Written By Jeff Siegel

Posted November 4, 2022

Mission Advancement Corp. (NYSE: MACC), the blank check company that billed itself as a purpose-built investment company seeking to partner with a world class consumer business with the aim of creating meaningful financial, social and cultural value, is being delisted because it couldn’t get a deal done within the allotted time specified by the SEC.

The interesting thing about this is that the company did have a deal in the works last year, but it fell apart of Colin Kaepernick, one of its sponsors, and of course a huge celebrity name, would not promote the deal MACC was working on – which was a merger with The Change Company, which provides lending to minority borrowers that are typically ignored by traditional banks. 

A lot of investors blame Kaepernick for the demise of MACC, but it’s all a bit suspect.  After all, had Kapernick agreed, he would’ve made a lot of money. Why would he make a move that would cost him millions?

Based on the fact that the man also chose social justice activism over keeping his mouth shut so he could make tens of millions of dollars in the NFL, I suspect the reported merger didn’t meet Kaepernick’s standards.

In other words, I’m willing to bet that the folks running MACC weren’t probably as “social justice” oriented as they claimed.

Or maybe I’m wrong.  Maybe it was just a matter of Kaepernick not wanting to be showboated around. After all, the guy is definitely under a media microscope.

But the more I thought about it, the more I questioned what MACC’s plan was all along.

After all, it’s not difficult to find companies that would’ve met MACC’s social and cultural mandate.

I don’t have nearly the same connections as those Wall Street hot shots, and I discover new companies that fit this bill at least once a week.  And while most aren’t worth much, there are certainly enough that could’ve proved quite profitable for MACC.  I’ve certainly profited from such companies myself in my more than 20 years in this business. 

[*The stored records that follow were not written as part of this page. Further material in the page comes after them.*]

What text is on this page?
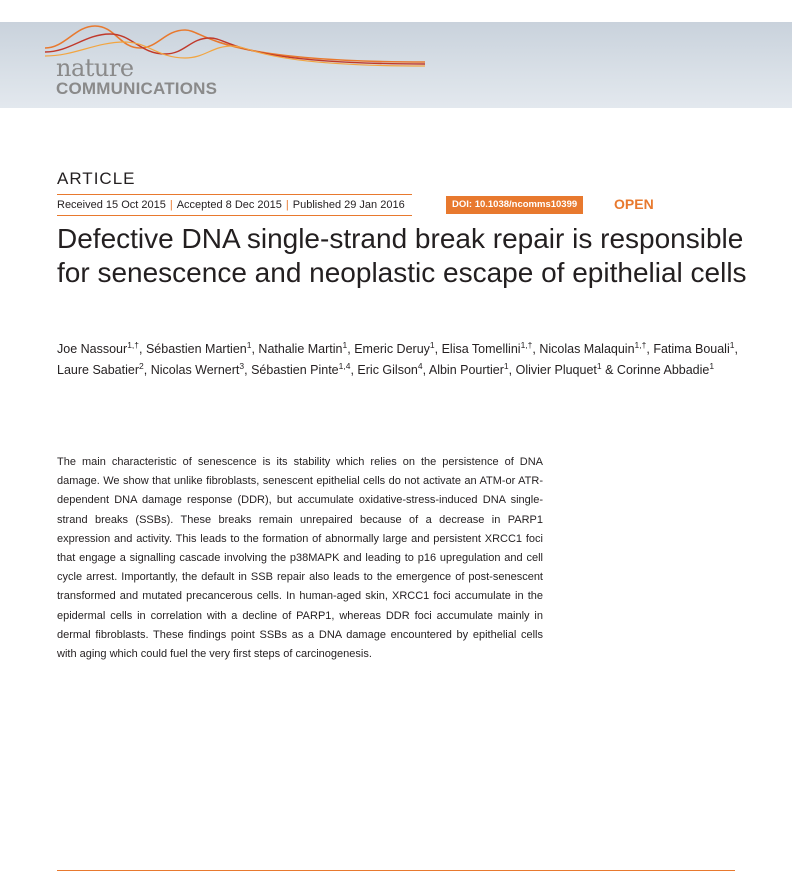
nature
COMMUNICATIONS
ARTICLE
Received 15 Oct 2015 | Accepted 8 Dec 2015 | Published 29 Jan 2016	DOI: 10.1038/ncomms10399	OPEN
Defective DNA single-strand break repair is responsible for senescence and neoplastic escape of epithelial cells
Joe Nassour$^{1,\dagger}$, Sébastien Martien$^1$, Nathalie Martin$^1$, Emeric Deruy$^1$, Elisa Tomellini$^{1,\dagger}$, Nicolas Malaquin$^{1,\dagger}$, Fatima Bouali$^1$, Laure Sabatier$^2$, Nicolas Wernert$^3$, Sébastien Pinte$^{1,4}$, Eric Gilson$^4$, Albin Pourtier$^1$, Olivier Pluquet$^1$ & Corinne Abbadie$^1$

The main characteristic of senescence is its stability which relies on the persistence of DNA damage. We show that unlike fibroblasts, senescent epithelial cells do not activate an ATM-or ATR-dependent DNA damage response (DDR), but accumulate oxidative-stress-induced DNA single-strand breaks (SSBs). These breaks remain unrepaired because of a decrease in PARP1 expression and activity. This leads to the formation of abnormally large and persistent XRCC1 foci that engage a signalling cascade involving the p38MAPK and leading to p16 upregulation and cell cycle arrest. Importantly, the default in SSB repair also leads to the emergence of post-senescent transformed and mutated precancerous cells. In human-aged skin, XRCC1 foci accumulate in the epidermal cells in correlation with a decline of PARP1, whereas DDR foci accumulate mainly in dermal fibroblasts. These findings point SSBs as a DNA damage encountered by epithelial cells with aging which could fuel the very first steps of carcinogenesis.
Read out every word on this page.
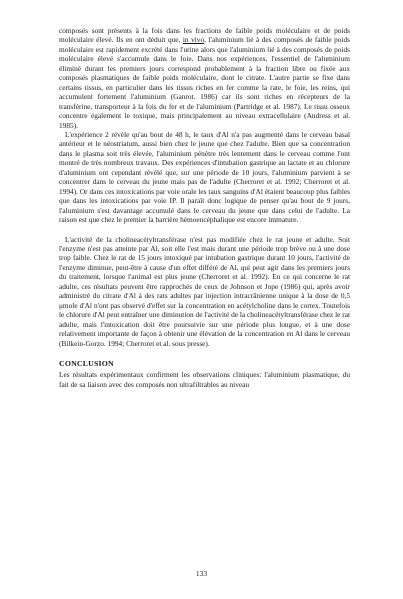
composés sont présents à la fois dans les fractions de faible poids moléculaire et de poids moléculaire élevé. Ils en ont déduit que, in vivo, l'aluminium lié à des composés de faible poids moléculaire est rapidement excrété dans l'urine alors que l'aluminium lié à des composés de poids moléculaire élevé s'accumule dans le foie. Dans nos expériences, l'essentiel de l'aluminium éliminé durant les premiers jours correspond probablement à la fraction libre ou fixée aux composés plasmatiques de faible poids moléculaire, dont le citrate. L'autre partie se fixe dans certains tissus, en particulier dans les tissus riches en fer comme la rate, le foie, les reins, qui accumulent fortement l'aluminium (Ganrot. 1986) car ils sont riches en récepteurs de la transférine, transporteur à la fois du fer et de l'aluminium (Partridge et al. 1987). Le tissu osseux concentre également le toxique, mais principalement au niveau extracellulaire (Andress et al. 1985).

L'expérience 2 révèle qu'au bout de 48 h, le taux d'Al n'a pas augmenté dans le cerveau basal antérieur et le néostriatum, aussi bien chez le jeune que chez l'adulte. Bien que sa concentration dans le plasma soit très élevée, l'aluminium pénètre très lentement dans le cerveau comme l'ont montré de très nombreux travaux. Des expériences d'intubation gastrique au lactate et au chlorure d'aluminium ont cependant révélé que, sur une période de 10 jours, l'aluminium parvient à se concentrer dans le cerveau du jeune mais pas de l'adulte (Cherroret et al. 1992; Cherroret et al. 1994). Or dans ces intoxications par voie orale les taux sanguins d'Al étaient beaucoup plus faibles que dans les intoxications par voie IP. Il paraît donc logique de penser qu'au bout de 9 jours, l'aluminium s'est davantage accumulé dans le cerveau du jeune que dans celui de l'adulte. La raison est que chez le premier la barrière hémoencéphalique est encore immature.

L'activité de la cholineacétyltransférase n'est pas modifiée chez le rat jeune et adulte. Soit l'enzyme n'est pas atteinte par Al, soit elle l'est mais durant une période trop brève ou à une dose trop faible. Chez le rat de 15 jours intoxiqué par intubation gastrique durant 10 jours, l'activité de l'enzyme diminue, peut-être à cause d'un effet différé de Al, qui peut agir dans les premiers jours du traitement, lorsque l'animal est plus jeune (Cherroret et al. 1992). En ce qui concerne le rat adulte, ces résultats peuvent être rapprochés de ceux de Johnson et Jope (1986) qui, après avoir administré du citrate d'Al à des rats adultes par injection intracrânienne unique à la dose de 0,5 μmole d'Al n'ont pas observé d'effet sur la concentration en acétylcholine dans le cortex. Toutefois le chlorure d'Al peut entraîner une diminution de l'activité de la cholineacétyltransférase chez le rat adulte, mais l'intoxication doit être poursuivie sur une période plus longue, et à une dose relativement importante de façon à obtenir une élévation de la concentration en Al dans le cerveau (Bilkein-Gorzo. 1994; Cherroret et al. sous presse).

CONCLUSION

Les résultats expérimentaux confirment les observations cliniques: l'aluminium plasmatique, du fait de sa liaison avec des composés non ultrafiltrables au niveau

133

Regardless, what’s really unfortunate about this, is that detractors of ethical investing are going to latch onto this to bolster their argument that one cannot make money while considering social, cultural and environmental standards.

Of course, this is untrue.

In fact, Amalgamated Bank (NASDAQ: AMAL), a company that could easily be described as an ethical investment, has more than doubled over the past two years. 


Amalgamated also pays a small dividend to boot.

It’s funny, but lately I’ve been seeing this meme, “Go Woke, Go Broke.”

I still don’t know what the hell “woke” is supposed to mean, by the way.  I suspect it depends on who you ask.

But typically, it tends to have a lot to do with embracing ideologies that support social justice and environmental sustainability.   Which is exactly the kind of thing Amalgamated Bank focuses on. 

Amalgamated Bank describes itself as a bank for people who care what their money does in the world. 

When you deposit your money at Amalgamated, it supports sustainable organizations, progressive causes, and social justice. We are committed to environmental and social responsibility. We're net-zero and powered by 100% renewable energy, and we have a long, proud history of providing affordable access to the banking system, supporting immigrants and affordable housing, and being a champion of workers' rights.

Of course, it’s important to understand that just because Amalgamated Bank embraces causes that tend to be aligned with progressive ideologies, it’s also not a charity.  Amalgamated has actually delivered for shareholders because it’s been successful at combining its support for environmental and social causes in a fiscally thoughtful and responsible manner.  But there are plenty of other “ethical” companies that are being run by folks who just don’t have that skill set. Or worse yet, are simply looking to “green wash” the public, claiming to care about social and environmental causes, but instead just looking to bilk gullible treehuggers.

It’s unfortunate, actually.  But it’s also a reality that socially-responsible investors must be aware of.

Truth is, I’ve been operating as a socially-responsible investor for more than two decades now, and I would say that at least 90% of the “ethical” investment opportunities that come across my desk are either garbage or scams.

But when you can lock into that other 10%, well, it just feels great to know that you’re doing well, by doing good.  Making money while making the world a better place shouldn’t be criticized or vilified.  It should be celebrated.